Tiramisu Artisane – recipe

I love tiramisu. I’ve eaten tiramisu in different forms, in restaurants with different themes in different countries. Each version of the recipe I liked for one reason or another. I never tried to make tiramisu until now because I perceived it as difficult. I think a cake is good because of components as much as for the love that goes in the cooking.
As around any special cake, there is a wide range of original recipes for tiramisu. I removed from my list any recipe that suggested using heavy cream, thermic treatment of the eggs and those found on the package of lady fingers (savoiardi) or mascarpone.

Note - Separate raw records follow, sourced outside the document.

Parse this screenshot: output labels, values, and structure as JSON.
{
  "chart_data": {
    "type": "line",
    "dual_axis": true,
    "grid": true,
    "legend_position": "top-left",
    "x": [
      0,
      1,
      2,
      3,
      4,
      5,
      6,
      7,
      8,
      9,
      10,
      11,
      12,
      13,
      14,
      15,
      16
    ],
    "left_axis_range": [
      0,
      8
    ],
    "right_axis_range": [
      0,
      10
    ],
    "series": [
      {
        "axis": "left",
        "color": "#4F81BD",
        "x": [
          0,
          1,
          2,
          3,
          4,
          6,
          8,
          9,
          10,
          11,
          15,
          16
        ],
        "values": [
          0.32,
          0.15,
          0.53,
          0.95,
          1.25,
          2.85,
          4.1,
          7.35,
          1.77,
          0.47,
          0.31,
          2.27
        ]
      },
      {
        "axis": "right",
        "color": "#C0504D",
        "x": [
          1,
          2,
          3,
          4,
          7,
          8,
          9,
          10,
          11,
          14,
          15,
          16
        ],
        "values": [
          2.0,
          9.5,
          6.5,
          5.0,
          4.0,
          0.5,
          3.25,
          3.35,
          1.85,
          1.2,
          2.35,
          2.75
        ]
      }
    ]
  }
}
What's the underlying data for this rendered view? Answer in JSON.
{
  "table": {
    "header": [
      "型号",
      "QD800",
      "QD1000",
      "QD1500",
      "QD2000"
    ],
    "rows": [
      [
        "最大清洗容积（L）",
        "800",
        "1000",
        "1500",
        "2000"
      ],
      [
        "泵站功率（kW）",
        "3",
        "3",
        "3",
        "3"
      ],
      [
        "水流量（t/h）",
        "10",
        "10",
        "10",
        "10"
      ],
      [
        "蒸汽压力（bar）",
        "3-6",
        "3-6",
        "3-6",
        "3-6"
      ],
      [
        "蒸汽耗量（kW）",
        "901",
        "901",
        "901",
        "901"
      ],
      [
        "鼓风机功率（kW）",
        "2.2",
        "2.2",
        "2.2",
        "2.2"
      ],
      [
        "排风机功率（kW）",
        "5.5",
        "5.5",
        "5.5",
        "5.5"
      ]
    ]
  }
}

I named the recipe Tiramisu Artisane.

Components:

  1. Two boxes of 250g mascarpone cheese
  2. Lady fingers (Savoiardi)
  3. Four eggs
  4. Four tablespoons sugar
  5. ½ teaspoon salt
  6. Vanilla
  7. Coffee without sugar, about 4-5 cups
  8. Disaronno Amaretto liqueur
  9. Cocoa

Preparation:

  1. Separate the egg whites egg yolks.
  2. Beat the egg whites with a whisk and put ½ teaspoon of salt until they become foam.
  3. Beat the yolks and 4 tablespoons sugar with a fork until it becomes a whitish cream and add a little vanilla essence.
  4. In a bowl place the mascarpone cheese and mixed it with egg yolks until it becomes uniform, no lumps, and add the white eggs foam.
  5. Put coffee in a soup plate and add Disaronno Amaretto liqueur.
  6. Lady fingers are soaked in coffee on both sides for 2 seconds. Note that coffee is quickly absorbed and soften. I’ve met them only coffee area on both sides.
    Put one layer of lady fingers on the bottom of a dish. Add a layer of cream and another layer of lady fingers. The last layer of cream will covered with cocoa powder completely.
  7. Keep refrigerated between 5 to 7 hours.